Click the CREATE WORKFLOW
tab and start creating an OTA Update Worflow as described below:
-
Workflow Name - Provide some name to remember this workflow for your reference. Eg:
MyIoTApp upgrade to v3.0 workflow
,Fix antenna issue
,security fixes
-
Upload a Workflow Script File - Upload a workflow script file that you have written to update the software in your devices.
-
Destination Filename - Specify the file path where the workflow script needs to be downloaded on your edge Linux devices. Eg:
/usr/local/bin/workflow-script.sh
,/var/lib/my-iot-app/my-workflow-script.py
,/home/pi/wf-script.pl
-
Script Execution Command - Specify a Linux command to run on your edge devices to execute the workflow script downloaded in the previous step. Eg:
sh /usr/local/bin/workflow-script.sh
,python /var/lib/my-iot-app/my-workflow-script.py
,perl /home/pi/wf-script.pl
-
Finally click the
CREATE WORKFLOW
button to save and finish.
Go to the WORKFLOWS
tab and hit the Refresh
button there to view your newly created workflow.
Now that the OTA Update Workflow is created, it is ready to be deployed on select group of devices.
Note
If you plan to use the Remote Jobs REST APIs to create a workflow and deploy a new job to your remote IoT devices, then the "Command" field in the JSON data in the REST API's HTTP request body should have the following command:
"echo `copy paste the contents of the script.sh file above` > /usr/local/bin/script.sh; sh /usr/local/bin/script.sh"

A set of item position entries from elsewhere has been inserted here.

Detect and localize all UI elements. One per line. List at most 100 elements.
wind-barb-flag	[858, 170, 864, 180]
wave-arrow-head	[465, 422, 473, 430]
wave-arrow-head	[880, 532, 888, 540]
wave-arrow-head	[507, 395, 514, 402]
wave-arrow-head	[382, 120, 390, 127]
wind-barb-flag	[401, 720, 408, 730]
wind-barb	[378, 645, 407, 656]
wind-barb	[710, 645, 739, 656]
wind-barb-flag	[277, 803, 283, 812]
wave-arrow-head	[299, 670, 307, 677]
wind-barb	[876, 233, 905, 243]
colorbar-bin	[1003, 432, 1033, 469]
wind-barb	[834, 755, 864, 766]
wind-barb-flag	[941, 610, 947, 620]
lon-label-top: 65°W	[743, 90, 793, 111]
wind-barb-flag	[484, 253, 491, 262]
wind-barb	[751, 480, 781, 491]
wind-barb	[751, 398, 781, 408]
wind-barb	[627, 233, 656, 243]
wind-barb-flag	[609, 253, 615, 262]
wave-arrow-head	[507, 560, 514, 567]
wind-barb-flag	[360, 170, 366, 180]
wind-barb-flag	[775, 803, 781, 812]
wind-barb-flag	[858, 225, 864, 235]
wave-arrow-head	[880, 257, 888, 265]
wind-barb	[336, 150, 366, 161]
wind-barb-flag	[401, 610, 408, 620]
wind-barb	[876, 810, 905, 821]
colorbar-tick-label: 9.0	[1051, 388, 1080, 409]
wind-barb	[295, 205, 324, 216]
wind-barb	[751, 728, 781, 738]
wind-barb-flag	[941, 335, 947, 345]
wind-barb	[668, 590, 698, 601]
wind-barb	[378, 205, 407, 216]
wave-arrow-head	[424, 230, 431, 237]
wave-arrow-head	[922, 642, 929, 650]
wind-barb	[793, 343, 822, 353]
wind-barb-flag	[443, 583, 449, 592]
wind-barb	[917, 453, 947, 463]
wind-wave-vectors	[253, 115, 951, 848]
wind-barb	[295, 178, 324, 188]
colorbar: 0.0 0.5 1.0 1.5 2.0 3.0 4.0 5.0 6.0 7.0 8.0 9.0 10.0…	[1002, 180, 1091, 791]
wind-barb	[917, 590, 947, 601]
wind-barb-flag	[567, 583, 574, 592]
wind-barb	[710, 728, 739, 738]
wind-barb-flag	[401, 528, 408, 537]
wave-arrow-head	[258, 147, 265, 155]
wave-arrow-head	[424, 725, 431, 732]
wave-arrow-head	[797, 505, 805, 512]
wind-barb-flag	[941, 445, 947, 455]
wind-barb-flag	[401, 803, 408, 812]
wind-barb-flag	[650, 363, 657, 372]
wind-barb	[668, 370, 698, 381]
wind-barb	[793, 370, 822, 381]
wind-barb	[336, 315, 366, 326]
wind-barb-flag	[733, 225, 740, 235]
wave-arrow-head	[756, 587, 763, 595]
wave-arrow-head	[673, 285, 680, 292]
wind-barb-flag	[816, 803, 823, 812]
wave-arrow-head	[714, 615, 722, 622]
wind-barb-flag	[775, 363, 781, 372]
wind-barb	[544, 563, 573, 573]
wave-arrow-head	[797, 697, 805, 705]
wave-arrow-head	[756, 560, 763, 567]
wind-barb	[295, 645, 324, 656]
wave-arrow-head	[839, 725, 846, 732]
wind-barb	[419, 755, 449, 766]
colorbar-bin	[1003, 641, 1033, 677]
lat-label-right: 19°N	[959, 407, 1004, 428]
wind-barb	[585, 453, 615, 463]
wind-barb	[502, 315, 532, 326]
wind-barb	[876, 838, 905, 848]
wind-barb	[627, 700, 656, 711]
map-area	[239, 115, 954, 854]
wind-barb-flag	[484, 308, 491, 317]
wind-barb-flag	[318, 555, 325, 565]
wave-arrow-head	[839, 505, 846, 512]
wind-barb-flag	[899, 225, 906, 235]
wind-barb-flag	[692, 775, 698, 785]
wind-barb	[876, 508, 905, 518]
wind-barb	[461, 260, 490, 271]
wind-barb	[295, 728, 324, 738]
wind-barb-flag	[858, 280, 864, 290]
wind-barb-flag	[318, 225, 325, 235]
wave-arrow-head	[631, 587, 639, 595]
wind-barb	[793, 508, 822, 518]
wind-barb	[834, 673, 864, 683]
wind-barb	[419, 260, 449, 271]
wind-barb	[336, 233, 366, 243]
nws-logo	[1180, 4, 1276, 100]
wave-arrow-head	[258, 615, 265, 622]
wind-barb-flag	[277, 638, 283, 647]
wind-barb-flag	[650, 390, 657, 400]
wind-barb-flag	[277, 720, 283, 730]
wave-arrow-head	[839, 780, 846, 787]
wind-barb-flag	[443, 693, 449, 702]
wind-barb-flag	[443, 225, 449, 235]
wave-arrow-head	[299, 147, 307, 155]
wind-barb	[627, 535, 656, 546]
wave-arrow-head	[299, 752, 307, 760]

What the above command does is basically uploads the content of the local file script.sh to the /usr/local/bin/script.sh file in your remote IoT device and then executes the uploaded file as a shell script in the device.
Step #2: Create an OTA Update Deployment
OTA Update Deployment is the actual deployment of the OTA Update Workflow defined in the previous step on select group of devices. This step is very simple. You select a workflow and specify a device group or tag on which you want the workflow to be deployed.

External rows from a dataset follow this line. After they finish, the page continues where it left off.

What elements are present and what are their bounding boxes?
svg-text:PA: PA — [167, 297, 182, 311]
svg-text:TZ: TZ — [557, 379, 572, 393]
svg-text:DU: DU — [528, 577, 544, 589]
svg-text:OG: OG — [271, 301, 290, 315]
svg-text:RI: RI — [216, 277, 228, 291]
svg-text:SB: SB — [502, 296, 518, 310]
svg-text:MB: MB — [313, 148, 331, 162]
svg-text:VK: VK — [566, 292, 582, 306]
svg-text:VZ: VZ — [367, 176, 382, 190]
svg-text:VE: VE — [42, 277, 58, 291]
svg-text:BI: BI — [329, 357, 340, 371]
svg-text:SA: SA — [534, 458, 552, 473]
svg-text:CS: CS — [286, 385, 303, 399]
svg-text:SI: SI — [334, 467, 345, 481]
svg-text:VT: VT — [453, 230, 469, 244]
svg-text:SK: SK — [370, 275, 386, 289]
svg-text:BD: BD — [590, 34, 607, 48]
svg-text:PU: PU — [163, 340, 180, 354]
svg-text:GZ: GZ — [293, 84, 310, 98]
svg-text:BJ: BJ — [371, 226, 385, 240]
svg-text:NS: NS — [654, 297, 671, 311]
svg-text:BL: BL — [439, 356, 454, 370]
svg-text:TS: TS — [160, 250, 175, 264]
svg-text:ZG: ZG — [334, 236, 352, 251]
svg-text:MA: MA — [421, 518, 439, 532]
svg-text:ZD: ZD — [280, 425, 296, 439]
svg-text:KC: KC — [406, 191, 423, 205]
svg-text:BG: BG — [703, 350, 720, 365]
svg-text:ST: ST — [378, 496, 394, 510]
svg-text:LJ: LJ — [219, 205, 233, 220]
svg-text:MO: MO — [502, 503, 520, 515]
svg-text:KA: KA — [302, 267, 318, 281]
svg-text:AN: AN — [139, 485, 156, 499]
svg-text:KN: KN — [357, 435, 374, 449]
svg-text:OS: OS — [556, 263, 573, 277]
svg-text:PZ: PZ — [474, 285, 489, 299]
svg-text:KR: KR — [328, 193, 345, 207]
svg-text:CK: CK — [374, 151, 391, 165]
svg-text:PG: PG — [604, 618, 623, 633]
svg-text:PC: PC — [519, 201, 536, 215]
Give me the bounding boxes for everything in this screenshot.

How to create an OTA Update Deployment
Go to the WORKFLOWS
tab and click the '+' icon (shown below) next to any workflow listed there. This will popup a Create a new deployment
window.
Create a new deployment as described below:
Workflow ID
- This pre-filled data shows the workflow ID used for the deployment to be created.Workflow Name
- This pre-filled data shows the workflow name used for the deployment to be created.Deployment Name
- Specify a name to remember this deployment for your reference.Device Group
orTag
- Specify a Device Group or a Device Tag ( Eg: testing, production, customer-xyz, temp-sensor etc.) on which to deploy the OTA update.- Finally, click the
CREATE DEPLOYMENT
button to save and finish.
Go to the DEPLOYMENTS
tab and hit the Refresh
button to view your newly created deployment.
Note
You can create as many number of OTA Update Deployments from an OTA Update Workflow. Each deployment can be for a different device group or tag such as development, testing, production etc. This way the workflow and the workflow script can be reused across deployments.

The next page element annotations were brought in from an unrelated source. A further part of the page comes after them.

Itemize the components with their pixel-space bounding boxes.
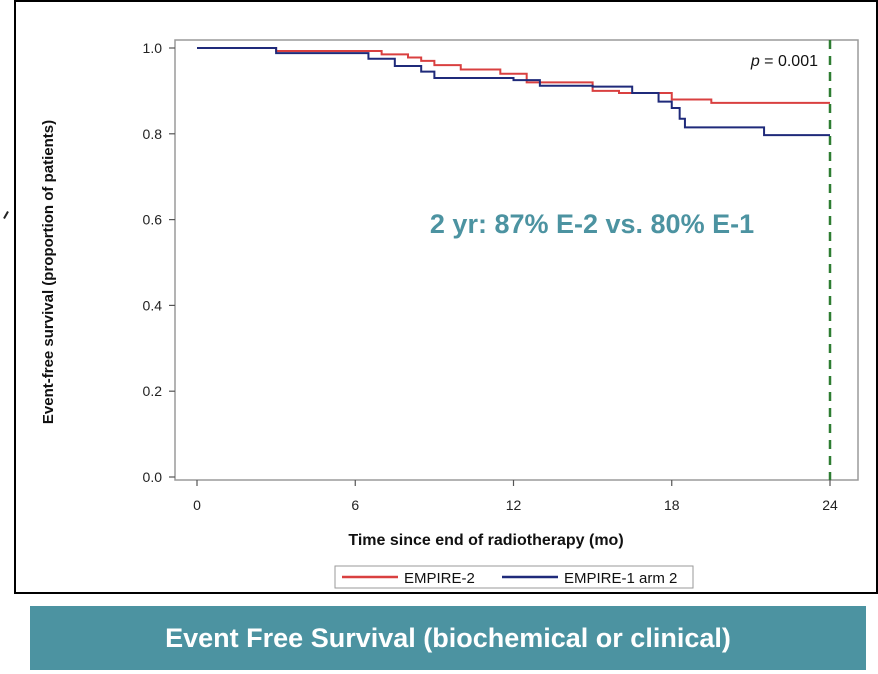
frame-left-border (14, 0, 16, 594)
y-tick-label: 0.4 (143, 297, 163, 313)
p-value: = 0.001 (760, 53, 818, 70)
frame-right-border (876, 0, 878, 594)
y-axis-label: Event-free survival (proportion of patie… (40, 120, 57, 424)
y-tick-label: 0.8 (143, 126, 163, 142)
x-tick-label: 6 (351, 497, 359, 513)
p-label: p (750, 53, 760, 70)
slide-banner: Event Free Survival (biochemical or clin… (30, 606, 866, 670)
y-tick-label: 1.0 (143, 40, 163, 56)
plot-area-border (174, 39, 859, 481)
banner-title: Event Free Survival (biochemical or clin… (165, 622, 731, 653)
y-tick-label: 0.0 (143, 469, 163, 485)
frame-bottom-border (14, 592, 878, 594)
legend-label-empire-1-arm-2: EMPIRE-1 arm 2 (564, 570, 677, 587)
x-axis-label: Time since end of radiotherapy (mo) (348, 532, 623, 549)
y-tick-label: 0.6 (143, 212, 163, 228)
series-line-empire-1-arm-2 (197, 47, 830, 137)
legend: EMPIRE-2 EMPIRE-1 arm 2 (334, 565, 694, 589)
survival-chart: 0.0 0.2 0.4 0.6 0.8 1.0 0 6 12 18 24 p = 0.001 2 … (40, 39, 859, 589)
y-tick-label: 0.2 (143, 383, 163, 399)
x-tick-label: 0 (193, 497, 201, 513)
series-line-empire-2 (197, 47, 830, 104)
x-tick-label: 24 (822, 497, 838, 513)
x-axis-ticks: 0 6 12 18 24 (193, 480, 838, 513)
legend-label-empire-2: EMPIRE-2 (404, 570, 475, 587)
p-value-annotation: p = 0.001 (750, 53, 818, 70)
series-layer (197, 47, 830, 137)
frame-top-border (14, 0, 878, 2)
x-tick-label: 18 (664, 497, 680, 513)
x-tick-label: 12 (506, 497, 522, 513)
headline-annotation: 2 yr: 87% E-2 vs. 80% E-1 (430, 209, 754, 239)
y-axis-ticks: 0.0 0.2 0.4 0.6 0.8 1.0 (143, 40, 175, 485)
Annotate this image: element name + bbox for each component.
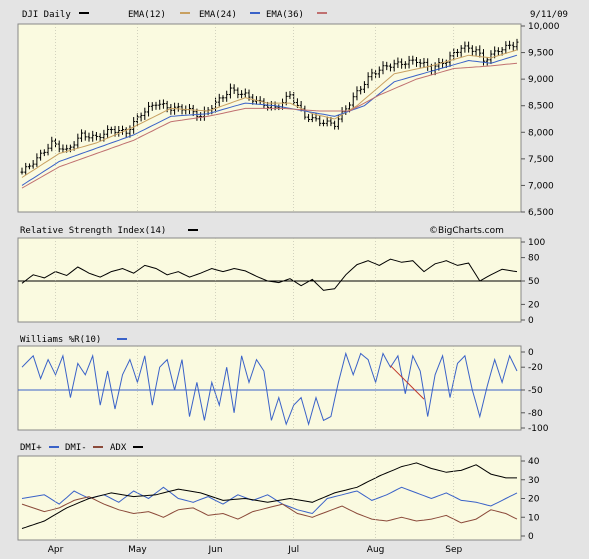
williams-line: [21, 351, 518, 427]
dmi-minus-legend: DMI-: [65, 443, 87, 453]
legend-ema36-swatch: [317, 12, 327, 14]
williams-legend-swatch: [117, 338, 127, 340]
williams-y-tick-label: -50: [528, 386, 543, 396]
dmi-plot-area: [17, 455, 522, 541]
price-plot-area: [17, 23, 522, 213]
williams-title: Williams %R(10): [20, 335, 101, 345]
price-y-tick-label: 9,000: [528, 75, 554, 85]
adx-swatch: [133, 446, 143, 448]
price-title: DJI Daily: [22, 10, 71, 20]
legend-ema12: EMA(12): [128, 10, 166, 20]
dmi-y-tick-label: 10: [528, 513, 540, 523]
rsi-title: Relative Strength Index(14): [20, 226, 166, 236]
dmi-y-ticks: 40 30 20 10 0: [521, 457, 540, 542]
bigcharts-watermark: ©BigCharts.com: [429, 226, 504, 236]
month-label: Jul: [287, 545, 299, 555]
williams-trend-annotation: [390, 365, 425, 400]
rsi-y-tick-label: 0: [528, 316, 534, 326]
rsi-y-tick-label: 80: [528, 254, 540, 264]
rsi-y-ticks: 100 80 50 20 0: [521, 238, 545, 326]
dmi-plus-swatch: [49, 446, 59, 448]
price-legend-swatch: [79, 12, 89, 14]
rsi-y-tick-label: 20: [528, 300, 540, 310]
ema36-line: [21, 62, 518, 189]
williams-y-tick-label: -20: [528, 363, 543, 373]
price-y-ticks: 10,000 9,500 9,000 8,500 8,000 7,500 7,000 6,50…: [521, 22, 560, 218]
williams-y-ticks: 0 -20 -50 -80 -100: [521, 348, 549, 434]
price-y-tick-label: 8,500: [528, 102, 554, 112]
month-label: Sep: [445, 545, 462, 555]
ema24-line: [21, 54, 518, 186]
dmi-y-tick-label: 0: [528, 532, 534, 542]
williams-plot-area: [17, 345, 522, 431]
price-y-tick-label: 7,500: [528, 155, 554, 165]
rsi-legend-swatch: [188, 229, 198, 231]
dmi-minus-swatch: [93, 446, 103, 448]
ema12-line: [21, 49, 518, 178]
legend-ema24-swatch: [250, 12, 260, 14]
price-y-tick-label: 10,000: [528, 22, 560, 32]
price-y-tick-label: 6,500: [528, 208, 554, 218]
rsi-plot-area: [17, 237, 522, 323]
price-series: [20, 38, 519, 189]
dmi-plus-legend: DMI+: [20, 443, 42, 453]
price-y-tick-label: 8,000: [528, 128, 554, 138]
chart-date: 9/11/09: [530, 10, 568, 20]
adx-line: [21, 462, 517, 529]
rsi-y-tick-label: 100: [528, 238, 545, 248]
month-label: Apr: [48, 545, 64, 555]
rsi-series: [18, 258, 521, 291]
price-y-tick-label: 7,000: [528, 181, 554, 191]
williams-y-tick-label: -100: [528, 424, 549, 434]
legend-ema12-swatch: [180, 12, 190, 14]
williams-y-tick-label: -80: [528, 409, 543, 419]
adx-legend: ADX: [110, 443, 127, 453]
rsi-y-tick-label: 50: [528, 277, 540, 287]
dmi-y-tick-label: 30: [528, 476, 540, 486]
williams-series: [18, 351, 521, 427]
price-y-tick-label: 9,500: [528, 49, 554, 59]
rsi-line: [21, 258, 518, 291]
month-axis: Apr May Jun Jul Aug Sep: [48, 24, 462, 555]
month-label: Aug: [367, 545, 385, 555]
dmi-series: [21, 462, 518, 529]
dmi-y-tick-label: 40: [528, 457, 540, 467]
legend-ema36: EMA(36): [266, 10, 304, 20]
williams-y-tick-label: 0: [528, 348, 534, 358]
legend-ema24: EMA(24): [199, 10, 237, 20]
month-label: Jun: [208, 545, 223, 555]
dmi-y-tick-label: 20: [528, 495, 540, 505]
month-label: May: [128, 545, 147, 555]
dmi-minus-line: [21, 496, 518, 524]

You can monitor the progress of the OTA Update Deployment by clicking the Refresh
button.
You can monitor the progress of the deployment on individual devices in the Device Group or Device Tag, by simply clicking the Deployment row. A Deployment Progress
window will popup. The window will have a table containing the deployment progress for each of the devices in the group or tag on which the deployment was scheduled. Hit the Refresh
button in the window to view the progress.
You can also view the logs (workflow script execution logs and error logs) for each device by clicking the VIEW LOG
button next to the device. If your job shows as failed or error, then check the stderr logs.